A former Dean of the School of Medicine of the University for Development Studies (UDS), Dr. Edward Gyader, has warned of dire consequences for the country if striking doctors carry out their threat of resigning en bloc through.
He said apart from the patients who would suffer the brunt of the action, the country might also have to close down all its medical training schools as there were young doctors from those schools being trained as clinicians at various hospitals across the country by those same doctors who were threatening resignation en bloc.
“The threat to me is bigger than we are seeing it if you asked me, because if the doctors go en bloc, it means that all the medical schools in the country will also have to close down because we have young doctors being trained as clinicians at various hospitals and supervised by these doctors,” he said.
Speaking to The Ghanaian Times on the sidelines at the regional commemoration of this year’s International Youth Day yesterday, Dr. Gyader appealed to all parties involved in the impasse to soften their stands and return to the negotiation table in order to find an amicable solution to the situation.
“What will be the use of these medical schools; we will have to break up too and wait until we can get doctors into the clinical terrain before we continue training and we cannot do that. We have to remember that some of the doctors also have their children at these schools and the action will affect them too,” he said.
Dr. Gyader, who is a member of the Council of State, noted that doctors by their oath, were not allowed to hold their patients to ransom for any monetary or material benefits.
“I think whatever grievances we have, we have to resolve them through dialogue, but giving ultimatums means we are not giving the system any chance to dialogue with us,” he said.
He said it was important for all Ghanaians to realise that all workers played an important part on the road to nation building and acceding to unreasonable demands by any one section could prove disastrous for the country.
While agreeing with those proposing to government to adopt the public private partnership model of managing health care in the country, the renowned surgeon called for caution in that direction, pointing out that that system came with its own cost which many Ghanaians could not afford.

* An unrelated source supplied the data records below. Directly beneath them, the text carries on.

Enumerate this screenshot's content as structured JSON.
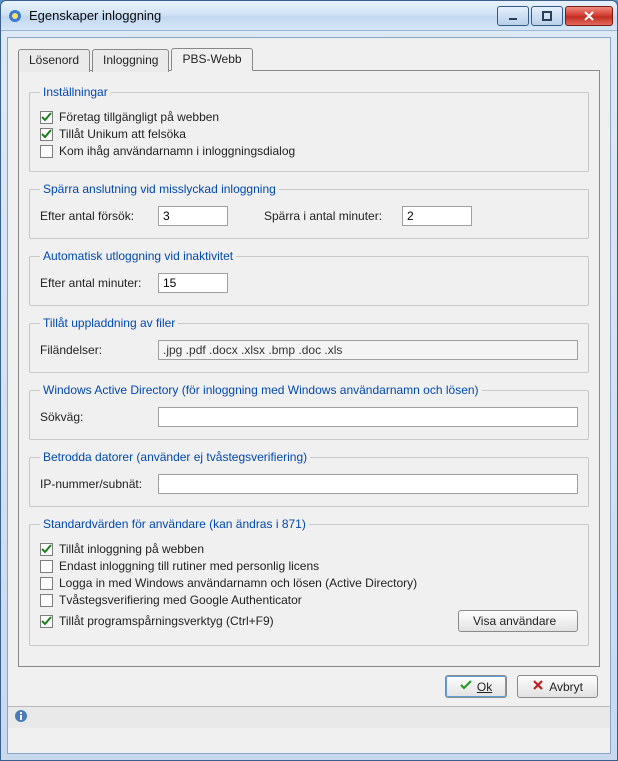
{
  "window": {
    "title": "Egenskaper inloggning"
  },
  "tabs": {
    "losenord": "Lösenord",
    "inloggning": "Inloggning",
    "pbswebb": "PBS-Webb"
  },
  "group_installningar": {
    "legend": "Inställningar",
    "fortag": {
      "label": "Företag tillgängligt på webben",
      "checked": true
    },
    "unikum": {
      "label": "Tillåt Unikum att felsöka",
      "checked": true
    },
    "komihag": {
      "label": "Kom ihåg användarnamn i inloggningsdialog",
      "checked": false
    }
  },
  "group_sparra": {
    "legend": "Spärra anslutning vid misslyckad inloggning",
    "forsok_label": "Efter antal försök:",
    "forsok_value": "3",
    "minuter_label": "Spärra i antal minuter:",
    "minuter_value": "2"
  },
  "group_auto": {
    "legend": "Automatisk utloggning vid inaktivitet",
    "minuter_label": "Efter antal minuter:",
    "minuter_value": "15"
  },
  "group_filer": {
    "legend": "Tillåt uppladdning av filer",
    "ext_label": "Filändelser:",
    "ext_value": ".jpg .pdf .docx .xlsx .bmp .doc .xls"
  },
  "group_ad": {
    "legend": "Windows Active Directory (för inloggning med Windows användarnamn och lösen)",
    "path_label": "Sökväg:",
    "path_value": ""
  },
  "group_betrodda": {
    "legend": "Betrodda datorer (använder ej tvåstegsverifiering)",
    "ip_label": "IP-nummer/subnät:",
    "ip_value": ""
  },
  "group_std": {
    "legend": "Standardvärden för användare (kan ändras i 871)",
    "inlogg": {
      "label": "Tillåt inloggning på webben",
      "checked": true
    },
    "endast": {
      "label": "Endast inloggning till rutiner med personlig licens",
      "checked": false
    },
    "adwin": {
      "label": "Logga in med Windows användarnamn och lösen (Active Directory)",
      "checked": false
    },
    "gauth": {
      "label": "Tvåstegsverifiering med Google Authenticator",
      "checked": false
    },
    "trace": {
      "label": "Tillåt programspårningsverktyg (Ctrl+F9)",
      "checked": true
    },
    "visa_btn": "Visa användare"
  },
  "buttons": {
    "ok": "Ok",
    "avbryt": "Avbryt"
  }
}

He urged the government to continue to support the healthcare needs of the people until such time that most Ghanaians could afford their own healthcare.
The decision to re-engage retired medical doctors he said, was not the best since those retirees had served their due, adding, “it is time for another generation to take up from where we left off”.
He asked government to broaden the negotiation team to include experienced consultants to bring to bear their experiences in the discussion so as to find a lasting solution to this situation.